Tractor Throwback


By Trista Crossley
Editor

Dugger-1

It wasn’t the fieldwork happening along Highway 95 in early October that was unexpected, it was the equipment doing the work — no towering, high-tech machines in sight, only old tractors, most pulling small moldboard plows.

In all, about 30 tractors took part in a plowing bee organized by Palouse High School student, Colby Dugger, in one of the Dugger family’s fields just outside Moscow, Idaho. Dugger said he’s been going to plowing bees since he was a child. He started this one, with the help of family and friends, because he felt there weren’t enough of them on the Palouse.

Colby Dugger

 

“It’s not just the plowing and tractors, it’s the people. That’s why I did it,” he explained. “I didn’t realize what went into them (plowing bees) before I did it myself. There’s a lot more planning, coordination and advertising than I realized. I put in ads (in local publications), posted flyers, posted on social media and purchased some banners for the road.”

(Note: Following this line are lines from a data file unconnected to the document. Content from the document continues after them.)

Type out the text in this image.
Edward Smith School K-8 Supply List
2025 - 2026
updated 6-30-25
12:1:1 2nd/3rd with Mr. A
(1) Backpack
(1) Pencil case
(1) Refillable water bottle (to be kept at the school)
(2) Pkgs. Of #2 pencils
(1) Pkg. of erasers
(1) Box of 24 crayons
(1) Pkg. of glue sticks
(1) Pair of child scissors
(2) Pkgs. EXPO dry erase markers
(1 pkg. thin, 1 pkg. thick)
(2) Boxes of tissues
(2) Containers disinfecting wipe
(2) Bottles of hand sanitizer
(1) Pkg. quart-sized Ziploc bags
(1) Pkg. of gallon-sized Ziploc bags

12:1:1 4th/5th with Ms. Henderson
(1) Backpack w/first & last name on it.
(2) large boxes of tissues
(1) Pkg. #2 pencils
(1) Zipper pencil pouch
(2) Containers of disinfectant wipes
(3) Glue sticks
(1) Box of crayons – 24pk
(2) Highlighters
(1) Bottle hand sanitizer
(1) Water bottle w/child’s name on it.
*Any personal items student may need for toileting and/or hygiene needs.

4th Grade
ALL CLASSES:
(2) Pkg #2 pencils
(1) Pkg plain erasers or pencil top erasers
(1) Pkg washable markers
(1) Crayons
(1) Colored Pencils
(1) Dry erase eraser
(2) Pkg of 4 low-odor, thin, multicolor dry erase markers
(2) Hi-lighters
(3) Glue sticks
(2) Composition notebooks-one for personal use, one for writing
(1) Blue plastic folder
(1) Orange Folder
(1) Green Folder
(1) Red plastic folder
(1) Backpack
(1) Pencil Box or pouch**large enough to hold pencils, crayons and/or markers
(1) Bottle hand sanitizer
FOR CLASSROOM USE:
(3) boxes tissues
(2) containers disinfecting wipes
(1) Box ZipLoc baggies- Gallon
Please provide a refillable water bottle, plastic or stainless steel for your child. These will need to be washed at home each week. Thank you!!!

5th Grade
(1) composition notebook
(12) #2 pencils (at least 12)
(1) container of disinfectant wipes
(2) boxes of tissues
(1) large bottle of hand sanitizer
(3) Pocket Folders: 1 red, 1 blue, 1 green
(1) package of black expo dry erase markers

Spectators could ride a trailer around the field to see the action close up or enjoy food and drink from the Palouse Lions Club’s concession stand at the field’s edge. 

Dugger said his interest in older tractors began with his great-grandfather’s 1948 Model A. A family friend got it running as a surprise for Dugger’s father.

“That was really the first time I’d been to a plowing bee. It instantly got me hooked,” he said. Dugger recently inherited a tractor from one of the family’s landlords that he is fixing up. 

This is the second year in a row that Dugger has organized a plowing bee. The high school senior hopes to host a third plowing bee next fall despite heading off to Iowa State University. He said he was happy with how this year’s event turned out, and he heard good feedback.

“It was really a good field, a good location, perfect weather. It couldn’t have been any better,” he said.